Marek Edelman, przywódca powstania w getcie warszawskim, tuż przed śmiercią powierzył Pauli Sawickiej zadanie, by z jego wspomnień stworzyła książkę, która będzie dowodem na to, że to delikatne i dobre uczucie znajdowało się w tak strasznym miejscu. Zaręczał za tym swoim życiem i swoją pamięcią, w której zachowały się obrazy kradzionych w ciemnościach pocałunków, niewinnych uściśnięć dłoni i szczęścia z powodu narodzin dziecka.

Bohaterowie tej książki nie zawsze mają imiona; czasami są jedynie kobietą o blond warkoczu i mężczyzną o ciemnych, posępnych oczach; trudno było zapamiętać ich wszystkich, w końcu było ich tak dużo. Ciężko było pamiętać gdzie dana historia się wydarzyła i kiedy, ale sam Edelman twierdzi, że nie ważne kiedy to było, ważne co się wtedy wydarzyło. Czy było to zimą, czy wiosną, na rogu ulicy czy w ciemnym mieszkaniu, nie ważne. Ważne, że była tam ona i on i że przez moment mieli okazję poczuć, że ich serca biją jednakowo i że cały ten strach przed Niemcami, przez Hitlerem, przed komorą jest niczym w porównaniu z tą chwilą, kiedy mogli być sami i delektować się szczęściem.

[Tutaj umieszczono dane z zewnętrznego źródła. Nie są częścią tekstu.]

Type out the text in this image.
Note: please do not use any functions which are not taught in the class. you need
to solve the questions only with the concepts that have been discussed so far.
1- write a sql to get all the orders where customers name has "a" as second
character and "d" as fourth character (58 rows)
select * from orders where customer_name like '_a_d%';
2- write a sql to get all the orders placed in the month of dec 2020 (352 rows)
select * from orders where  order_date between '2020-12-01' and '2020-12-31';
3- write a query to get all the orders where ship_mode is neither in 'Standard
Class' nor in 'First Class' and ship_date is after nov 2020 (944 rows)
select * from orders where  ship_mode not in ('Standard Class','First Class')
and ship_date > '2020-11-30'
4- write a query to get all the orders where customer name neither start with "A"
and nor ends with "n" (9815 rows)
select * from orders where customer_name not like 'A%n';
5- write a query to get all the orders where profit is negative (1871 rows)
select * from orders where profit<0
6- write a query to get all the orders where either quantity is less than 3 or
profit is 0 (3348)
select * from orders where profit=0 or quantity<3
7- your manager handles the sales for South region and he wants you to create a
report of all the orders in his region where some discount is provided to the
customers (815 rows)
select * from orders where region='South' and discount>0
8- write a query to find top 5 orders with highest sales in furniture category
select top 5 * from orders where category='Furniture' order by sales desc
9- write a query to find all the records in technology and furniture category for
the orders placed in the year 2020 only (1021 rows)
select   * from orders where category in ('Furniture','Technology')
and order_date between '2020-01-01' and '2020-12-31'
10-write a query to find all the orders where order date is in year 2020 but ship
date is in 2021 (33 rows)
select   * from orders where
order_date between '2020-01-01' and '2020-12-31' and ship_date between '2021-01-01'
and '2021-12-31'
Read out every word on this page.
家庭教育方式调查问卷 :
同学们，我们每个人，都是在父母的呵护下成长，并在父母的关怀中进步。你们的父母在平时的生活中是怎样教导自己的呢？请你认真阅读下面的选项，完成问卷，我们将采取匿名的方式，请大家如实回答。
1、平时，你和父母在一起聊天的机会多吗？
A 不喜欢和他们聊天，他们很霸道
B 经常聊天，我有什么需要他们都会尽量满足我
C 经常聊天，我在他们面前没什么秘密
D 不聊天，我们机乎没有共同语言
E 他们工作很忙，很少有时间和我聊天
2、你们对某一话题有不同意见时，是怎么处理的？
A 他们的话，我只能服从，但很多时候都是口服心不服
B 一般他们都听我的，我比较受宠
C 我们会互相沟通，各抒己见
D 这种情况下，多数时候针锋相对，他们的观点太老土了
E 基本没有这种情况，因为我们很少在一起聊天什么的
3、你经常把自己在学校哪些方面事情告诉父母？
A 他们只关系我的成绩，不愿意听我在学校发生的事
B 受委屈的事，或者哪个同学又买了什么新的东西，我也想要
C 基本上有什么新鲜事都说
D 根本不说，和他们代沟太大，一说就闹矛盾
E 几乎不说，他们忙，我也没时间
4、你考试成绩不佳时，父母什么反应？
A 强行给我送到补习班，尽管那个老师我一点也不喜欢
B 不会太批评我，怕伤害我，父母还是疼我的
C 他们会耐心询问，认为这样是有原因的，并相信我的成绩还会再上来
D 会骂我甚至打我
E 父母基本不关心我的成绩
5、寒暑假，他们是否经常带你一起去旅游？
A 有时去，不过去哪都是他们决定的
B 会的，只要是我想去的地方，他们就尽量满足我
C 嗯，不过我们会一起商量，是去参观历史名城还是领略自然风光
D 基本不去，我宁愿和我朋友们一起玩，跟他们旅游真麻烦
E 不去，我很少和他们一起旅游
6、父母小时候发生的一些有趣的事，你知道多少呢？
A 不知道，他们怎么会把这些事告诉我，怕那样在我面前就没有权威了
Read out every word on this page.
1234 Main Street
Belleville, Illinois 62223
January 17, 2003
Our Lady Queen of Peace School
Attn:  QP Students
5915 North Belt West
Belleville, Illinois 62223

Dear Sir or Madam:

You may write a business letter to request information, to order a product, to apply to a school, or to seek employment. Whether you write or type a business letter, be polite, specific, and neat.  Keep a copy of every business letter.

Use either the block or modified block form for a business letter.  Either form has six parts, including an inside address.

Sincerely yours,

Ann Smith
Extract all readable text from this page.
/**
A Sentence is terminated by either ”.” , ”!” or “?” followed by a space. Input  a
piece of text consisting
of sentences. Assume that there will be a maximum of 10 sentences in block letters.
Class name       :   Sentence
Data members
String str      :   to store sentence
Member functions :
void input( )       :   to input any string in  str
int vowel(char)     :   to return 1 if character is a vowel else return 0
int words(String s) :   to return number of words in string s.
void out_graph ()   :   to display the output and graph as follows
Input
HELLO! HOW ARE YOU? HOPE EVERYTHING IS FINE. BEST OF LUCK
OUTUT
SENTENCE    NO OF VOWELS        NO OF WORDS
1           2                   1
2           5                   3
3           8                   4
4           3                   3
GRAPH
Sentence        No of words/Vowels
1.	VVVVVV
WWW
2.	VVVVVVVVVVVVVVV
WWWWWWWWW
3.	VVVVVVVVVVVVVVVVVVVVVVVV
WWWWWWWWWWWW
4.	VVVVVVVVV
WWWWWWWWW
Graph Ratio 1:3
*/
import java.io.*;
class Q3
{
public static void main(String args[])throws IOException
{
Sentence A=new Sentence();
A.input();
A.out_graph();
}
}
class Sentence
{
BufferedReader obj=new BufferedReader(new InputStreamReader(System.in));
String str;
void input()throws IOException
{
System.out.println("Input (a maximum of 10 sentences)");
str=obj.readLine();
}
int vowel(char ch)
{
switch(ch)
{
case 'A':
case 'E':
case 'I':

Były tam też inne rodzaje miłości; była tam miłość do bliźniego, która wyrażała się poprzez podanie ręki osobie z wagonu, która też jechała na śmierć. Była tam też ta ponoć najsilniejsza z miłości, rodzicielska, która nie raz oddawała swoje życie, by ratować dziecko, by zapewnić mu kilka dni więcej życia, bo nie wiadomo co mogło się wtedy wydarzyć. Autor wspomina o pewnej kobiecie, która popełniła samobójstwo i swojej córce zostawiła „numerek życia”; czy takie poświęcenie nie jest przejawem tej miłości najsilniejszej, najtrwalszej? Opowiada też o młodej dziewczynie, która wsiadła z matką razem do wagonu, bo nie chciała, by ta umierała samotna, by w tych ostatnich chwilach nie bała się sama.

„Piękno polega na tym, że miłość istnieje, a ci, którzy żyli miłością, czy zginęli, czy przeżyli, byli wielkimi ludźmi.”

Te miłości były niezdarne, skazane na niepowodzenie, szybkie, bolesne i dlatego tak wyjątkowe; szczęśliwe zakończenie polegało w getcie na śmierci w tej samej chwili, by jedno nie musiało żyć bez drugiego.
Niewielu jest mężczyzn, którzy potrafią mówić o miłości. Niektórzy się wstydzą, inni nie potrafią układać pięknych zdań a jeszcze kilku z nich nie potrafi w ogóle kochać. Oczywiście zdarzają się wyjątki, jak Sparks czy Coelho; piszą kwieciście, podniośle, gloryfikują miłość tak bardzo, że wydaje się ona otoczona nabożną czcią. Edelman nie był pisarzem, nie skończył studiów, w młodości nie zaczytywał się w klasykach. Nie spędził życia przed maszyną do pisania, tworząc historie o niesamowitej miłości, która zwala z nóg. Edelman opowiadał o tym, co widział, a opowiadał w taki sposób, że ta „jego” miłość, nieumywająca się nawet do tej z książek Sparksa, była o wiele piękniejsza i o wiele bardziej wartościowa. Mówił o niej prosto, bez zbędnych ozdobników, bez metafor i bez widoku zachodzącego słońca w tle; jego historie, napisane przez życie, nie były tak doskonałe jak te, które powstały w umyśle pisarzy.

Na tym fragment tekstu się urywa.